Pendidikan merupakan salah satu kebutuhan utama untuk hidupku. Menjadi mahasiswa adalah sebuah pilihan. Sebagai mahasiswa, aku ingin aktif di berbagai kegiatan, ikut serta dalam kepanitiaan. Seperti kata news anchor kondang Indonesia, Najwa Shihab, IP di kampus bukan menentukan segalanya. Ikut organisasi di kampus dan diluar kampus itu yang membuat karakter kita bertumbuh. Bukan hasilnya yang penting, tapi prosesnya.

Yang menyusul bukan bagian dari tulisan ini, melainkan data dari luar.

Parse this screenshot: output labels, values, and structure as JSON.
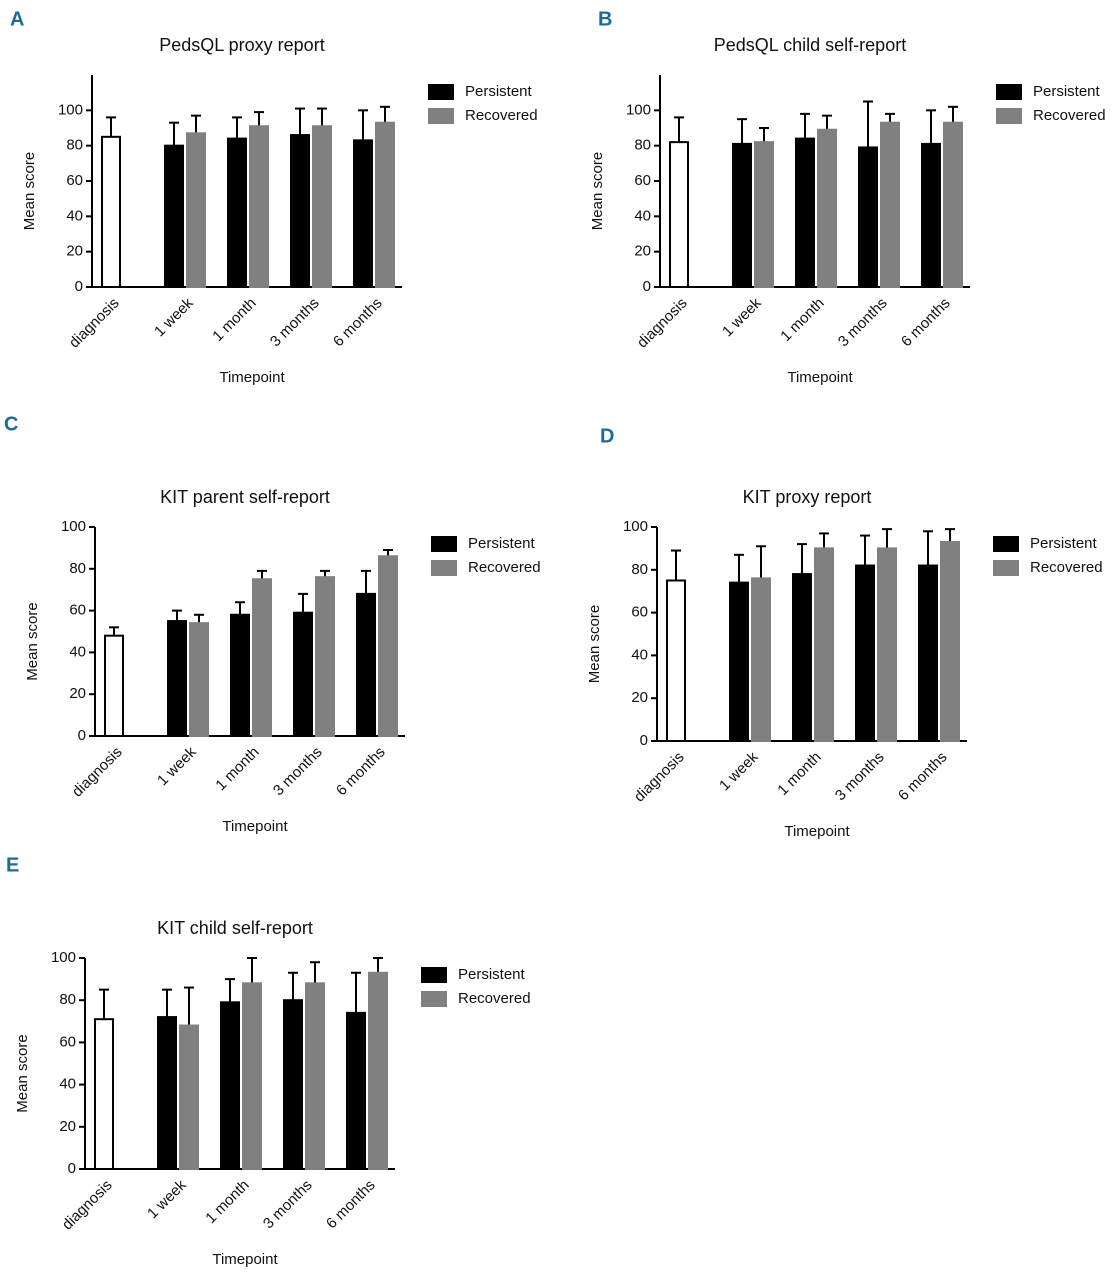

Saat ini senang sekali rasanya bisa menjadi bagian dari keluarga besar Universitas Jenderal Soedirman. Memiliki banyak teman baru dari berbagai pelosok negeri. Mengawali langkahku di perguruan tinggi sebagai mahasiswa ilmu komunikasi.
Di masa depan, setelah lulus dari Universitas Jendral Sudirman, aku ingin bekerja di media menjadi seorang jurnalis. Datang, mencari, mengumpulkan, mengolah, memverifikasi berita, kemudian menyampaikannya ke publik. Menjadi pengalaman tersendiri saat kita dapat mewawancarai tokoh, public figure, atau pejabat publik. Bertemu banyak orang baru akan menjadi hal yang menyenangkan karena sedikit banyak kita jadi tahu berbagai hal yang sedang menjadi concern publik.
Sekali lagi kutipan dari Najwa Shihab: Sukses bukan soal popularitas. Sukses adalah bagaimana kita bisa bermanfaat bagi orang lain.